The three-year rule has three critical exceptions. First, if any litigation, claim, or audit is started before the three-year period expires, records must be retained until the matter is resolved and final action is taken. Second, the federal agency or pass-through entity may notify the recipient in writing to extend the retention period. Third, records for program income earned after the period of performance must be retained for three years from the end of the fiscal year in which the income is earned.

"Records" means everything: financial records, supporting documentation, statistical records, timesheets, procurement files, subaward agreements, correspondence with the federal agency, and any other documents that support charges to the award or demonstrate compliance. The practical recommendation is to retain records for at least five years, because audit findings can surface late and litigation can extend the retention requirement indefinitely.

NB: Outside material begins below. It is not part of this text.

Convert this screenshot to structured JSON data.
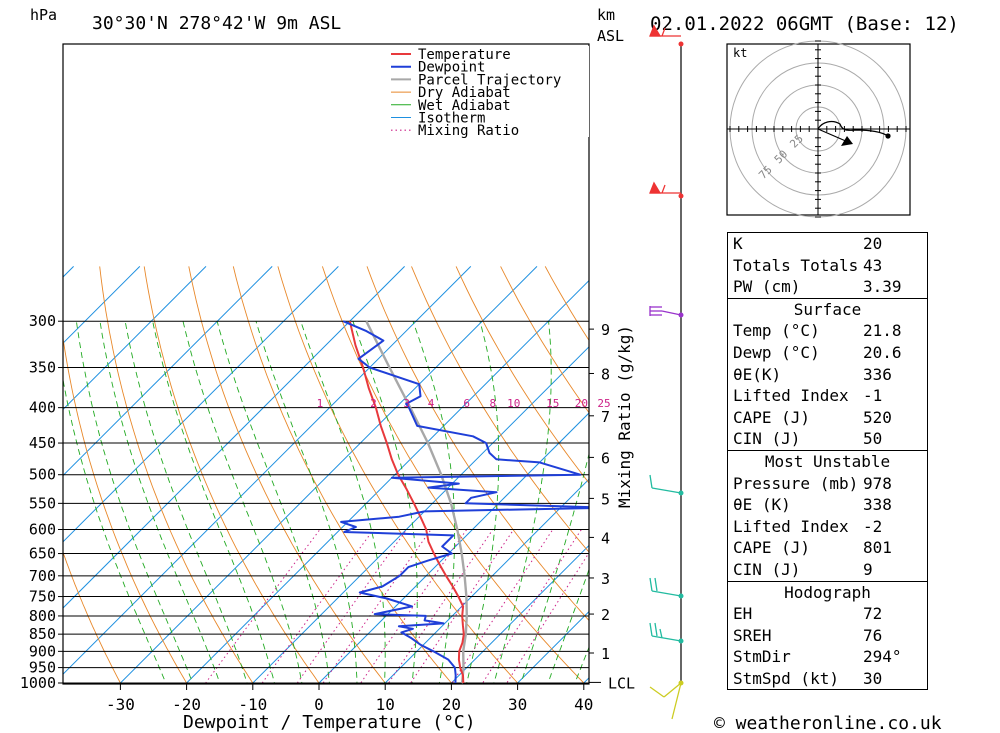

What Happens When You Get It Wrong

Section 200.339 outlines the remedies available to federal agencies when a recipient fails to comply with the terms of an award or the requirements of 2 CFR 200. The graduated enforcement framework includes temporarily withholding cash payments, disallowing all or part of the cost of the activity not in compliance, wholly or partly suspending or terminating the award, initiating suspension or debarment proceedings, and withholding further awards.

The consequences are not hypothetical. HHS-OIG reported over $7 billion in expected recoveries during the second half of fiscal year 2024 alone, with 1,548 distinct enforcement actions and the exclusion of 3,234 individuals and entities from federal programs. A Department of Justice OIG audit of a single Bureau of Justice Assistance grant resulted in the entire grant amount being questioned, triggering an investigation and suspension of funding. State-level audits have documented material weaknesses persisting for five to eight consecutive audit years, suggesting that some organizations fail to correct problems even after being cited repeatedly.

For first-time grantees, the most common path to trouble is not fraud — it is ignorance. Organizations that treat a federal grant like a foundation grant, spending money without documentation, procurement processes, or time tracking, accumulate findings that compound with each audit cycle. The cost of building compliant systems from the start is a fraction of the cost of repaying disallowed expenditures and repairing an organization's reputation in the Federal Audit Clearinghouse.

The Uniform Guidance is not designed to be punitive. It is designed to ensure that public funds achieve public purposes with adequate accountability. Organizations that invest in understanding 2 CFR 200 before they spend their first dollar — rather than after their first audit finding — are the ones that build sustainable federal funding relationships. Tools like Granted can help new grantees identify federal opportunities and prepare competitive proposals, but compliance starts the moment an award is made, and it runs on systems, not intentions.